History of Presenting Condition
A 78-year-old male presents with left-sided lower back pain that radiates from the pelvis to the front of his thigh and just below the knee. This pain began two weeks ago while he was sailing. At the time, he used his left foot to operate a switch, but the movement combined with the boat’s rocking led him to feel weakness in his left leg.
The patient reports that his left knee has been unstable, causing his leg to “give way” between six and ten times while walking. He denies any numbness, tingling, or other neurological symptoms. He has experienced minor bladder leaks due to not reaching the bathroom in time, but denies saddle anaesthesia or any symptoms suggesting cauda equina syndrome (CES), which have been ruled out.
He rates his pain as 9 out of 10 on the Numeric Pain Rating Scale (NPRS). He arrived for the consultation using a walking stick and was visibly in extreme pain, unable to sit down in a chair.
SH: The patient has been an avid sailor, typically sailing once a week for many years. He lives alone in a bungalow.
MH: The patient is pre-diabetic but has no other known comorbidities. He has been taking paracetamol regularly, but reports no relief from this medication.
ICE: The patient expected to receive an MRI scan of his lumbar spine to investigate his symptoms further.
Assessment
- Antalgic very slow gait with a stick
- In sitting, had weak and painful L2/3, S2 myotomes – 4/5, dermatomes – intact
- Hip flexion in sitting painful and restricted range
- Reflex equal b/l
- SLUMP –ve, stretch pain over hams
- Knee ligaments intact, ant/post drawer test -ve
- Had tenderness over lx spine globally, lx paraspinals tightness/ tenderness L>R, tightness over L quads
Differential Diagnosis and Reasoning
The differential diagnosis included femoral radicular pain, hip pain, osteoarthritis (OA), and possible stress fracture. Spinal red flags, including cauda equina syndrome, metastatic spinal disease, and inflammatory conditions, were deducted at this stage.
A shared decision-making process with the patient determined that an MRI was not indicated at this stage for lumbar spine.
The patient was encouraged to engage in gentle exercises and use OTC NSAIDs after ruling out any contradictions/ allergies.
Follow-up booked in three weeks which indicated localised pain over L hip/ groin area with FABER/FADDIR+, morning stiffness+, abductor weakness, unable to straighten knee in supine, suggesting potential articular joint involvement?
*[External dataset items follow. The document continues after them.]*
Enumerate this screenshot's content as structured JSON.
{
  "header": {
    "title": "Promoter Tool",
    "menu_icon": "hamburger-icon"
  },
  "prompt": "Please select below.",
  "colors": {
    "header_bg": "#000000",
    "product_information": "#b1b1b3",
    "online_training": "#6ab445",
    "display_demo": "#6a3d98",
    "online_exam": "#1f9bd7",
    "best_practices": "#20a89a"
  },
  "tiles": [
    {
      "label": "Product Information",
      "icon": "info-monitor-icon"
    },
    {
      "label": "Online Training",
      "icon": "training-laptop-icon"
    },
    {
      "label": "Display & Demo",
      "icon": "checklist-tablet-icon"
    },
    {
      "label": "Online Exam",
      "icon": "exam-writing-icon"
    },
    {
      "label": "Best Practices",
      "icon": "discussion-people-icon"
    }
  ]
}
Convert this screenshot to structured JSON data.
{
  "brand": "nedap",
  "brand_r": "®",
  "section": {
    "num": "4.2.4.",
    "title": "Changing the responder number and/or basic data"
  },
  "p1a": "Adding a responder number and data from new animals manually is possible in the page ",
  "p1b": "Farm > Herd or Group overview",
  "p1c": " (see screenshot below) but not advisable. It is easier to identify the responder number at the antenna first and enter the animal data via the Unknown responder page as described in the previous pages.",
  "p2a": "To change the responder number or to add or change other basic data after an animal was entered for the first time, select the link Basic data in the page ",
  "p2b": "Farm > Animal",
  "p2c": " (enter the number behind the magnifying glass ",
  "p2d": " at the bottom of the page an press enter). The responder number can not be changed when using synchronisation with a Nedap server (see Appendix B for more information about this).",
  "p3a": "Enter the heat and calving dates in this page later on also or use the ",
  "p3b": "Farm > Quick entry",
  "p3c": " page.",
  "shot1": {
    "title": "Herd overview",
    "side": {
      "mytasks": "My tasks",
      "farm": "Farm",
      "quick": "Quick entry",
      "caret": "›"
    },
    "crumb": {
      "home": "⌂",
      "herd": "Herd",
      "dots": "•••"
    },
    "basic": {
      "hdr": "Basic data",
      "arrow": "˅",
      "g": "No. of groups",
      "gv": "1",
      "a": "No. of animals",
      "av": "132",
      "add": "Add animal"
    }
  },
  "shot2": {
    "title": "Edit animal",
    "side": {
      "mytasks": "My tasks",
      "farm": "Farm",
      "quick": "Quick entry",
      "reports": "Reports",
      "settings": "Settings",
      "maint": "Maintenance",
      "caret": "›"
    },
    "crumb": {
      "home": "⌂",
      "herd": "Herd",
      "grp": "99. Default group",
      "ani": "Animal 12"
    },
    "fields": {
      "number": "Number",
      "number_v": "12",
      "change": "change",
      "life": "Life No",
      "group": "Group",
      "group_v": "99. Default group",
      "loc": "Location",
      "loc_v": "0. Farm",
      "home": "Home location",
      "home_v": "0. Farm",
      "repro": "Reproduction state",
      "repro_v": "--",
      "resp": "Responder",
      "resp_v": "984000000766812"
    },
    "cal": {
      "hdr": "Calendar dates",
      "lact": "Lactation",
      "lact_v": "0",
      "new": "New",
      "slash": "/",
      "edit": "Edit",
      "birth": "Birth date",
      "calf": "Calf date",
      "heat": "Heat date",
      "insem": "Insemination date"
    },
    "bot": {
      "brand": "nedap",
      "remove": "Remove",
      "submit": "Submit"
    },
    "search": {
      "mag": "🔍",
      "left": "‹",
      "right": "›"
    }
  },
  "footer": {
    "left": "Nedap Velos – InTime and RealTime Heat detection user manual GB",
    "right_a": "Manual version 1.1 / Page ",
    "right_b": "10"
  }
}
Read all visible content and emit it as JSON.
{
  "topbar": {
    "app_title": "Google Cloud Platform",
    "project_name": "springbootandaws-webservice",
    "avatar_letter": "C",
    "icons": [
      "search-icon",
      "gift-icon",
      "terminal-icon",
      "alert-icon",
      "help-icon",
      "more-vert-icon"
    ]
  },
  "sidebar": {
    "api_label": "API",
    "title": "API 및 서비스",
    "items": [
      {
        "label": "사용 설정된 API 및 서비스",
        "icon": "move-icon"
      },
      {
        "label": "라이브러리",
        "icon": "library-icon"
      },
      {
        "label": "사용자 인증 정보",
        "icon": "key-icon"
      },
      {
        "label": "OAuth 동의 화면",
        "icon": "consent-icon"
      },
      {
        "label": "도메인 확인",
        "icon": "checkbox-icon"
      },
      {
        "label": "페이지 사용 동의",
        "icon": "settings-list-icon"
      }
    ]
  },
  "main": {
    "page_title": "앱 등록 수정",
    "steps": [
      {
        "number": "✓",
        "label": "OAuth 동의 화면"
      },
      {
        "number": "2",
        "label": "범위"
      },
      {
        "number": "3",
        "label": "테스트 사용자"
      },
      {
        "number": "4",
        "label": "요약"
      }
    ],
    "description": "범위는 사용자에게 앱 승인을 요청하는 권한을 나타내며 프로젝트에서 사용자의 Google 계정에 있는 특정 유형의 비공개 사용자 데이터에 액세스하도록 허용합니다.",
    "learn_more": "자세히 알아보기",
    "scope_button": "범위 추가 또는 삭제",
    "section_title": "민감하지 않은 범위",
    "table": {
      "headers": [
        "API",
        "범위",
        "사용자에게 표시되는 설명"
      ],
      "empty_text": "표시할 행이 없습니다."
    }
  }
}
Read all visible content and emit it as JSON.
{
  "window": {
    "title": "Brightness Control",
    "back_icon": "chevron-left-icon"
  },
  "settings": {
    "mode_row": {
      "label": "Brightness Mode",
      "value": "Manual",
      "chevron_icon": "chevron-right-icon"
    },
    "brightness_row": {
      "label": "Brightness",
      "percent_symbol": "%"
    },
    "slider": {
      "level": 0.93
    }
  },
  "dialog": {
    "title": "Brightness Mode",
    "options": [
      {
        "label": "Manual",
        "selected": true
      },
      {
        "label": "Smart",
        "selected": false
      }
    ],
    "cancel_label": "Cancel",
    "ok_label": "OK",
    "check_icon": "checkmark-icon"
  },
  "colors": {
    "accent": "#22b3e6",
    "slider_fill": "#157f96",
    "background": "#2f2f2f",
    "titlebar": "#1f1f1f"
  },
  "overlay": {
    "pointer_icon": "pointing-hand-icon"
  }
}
An X-ray of the left hip was ordered to evaluate for OA or a stress fracture. The imaging showed severe hip OA with complete joint space loss and a femoral cam deformity.
The patient has been referred to the orthopaedic triage team for further management and discussion of surgical options.
Summary
- Importance of differentiating between radicular pain and radiculopathy.
- Imaging does not often change the initial management and outcomes of patients with back pain because the reported imaging findings are usually common and not necessarily related to the individual’s symptoms.
- The SLUMP test and NPRS are effective tools for assessing neuropathic symptoms, e.g. asking the patient to perform a seated straight leg raise (SLR) to check function of quadriceps.
- The SLUMP test has sensitivity which ranges from 44% – 87% and specificity ranges from 23 to 63%.
- Subjective findings, such as understanding the mechanism of injury, family history, pain referral to the groin or buttocks, reduced walking capacity, and morning stiffness, are useful in confirming a diagnosis of osteoarthritis.
- A cluster of objective findings, including pain during squats, referred groin pain on passive abduction/adduction, abduction weakness, and restricted adduction/internal rotation, has a positive likelihood ratio of 15.4.
- OTC medication was recommended to help reduce load over GPs.
- Patient education included information on available referral pathways and local services.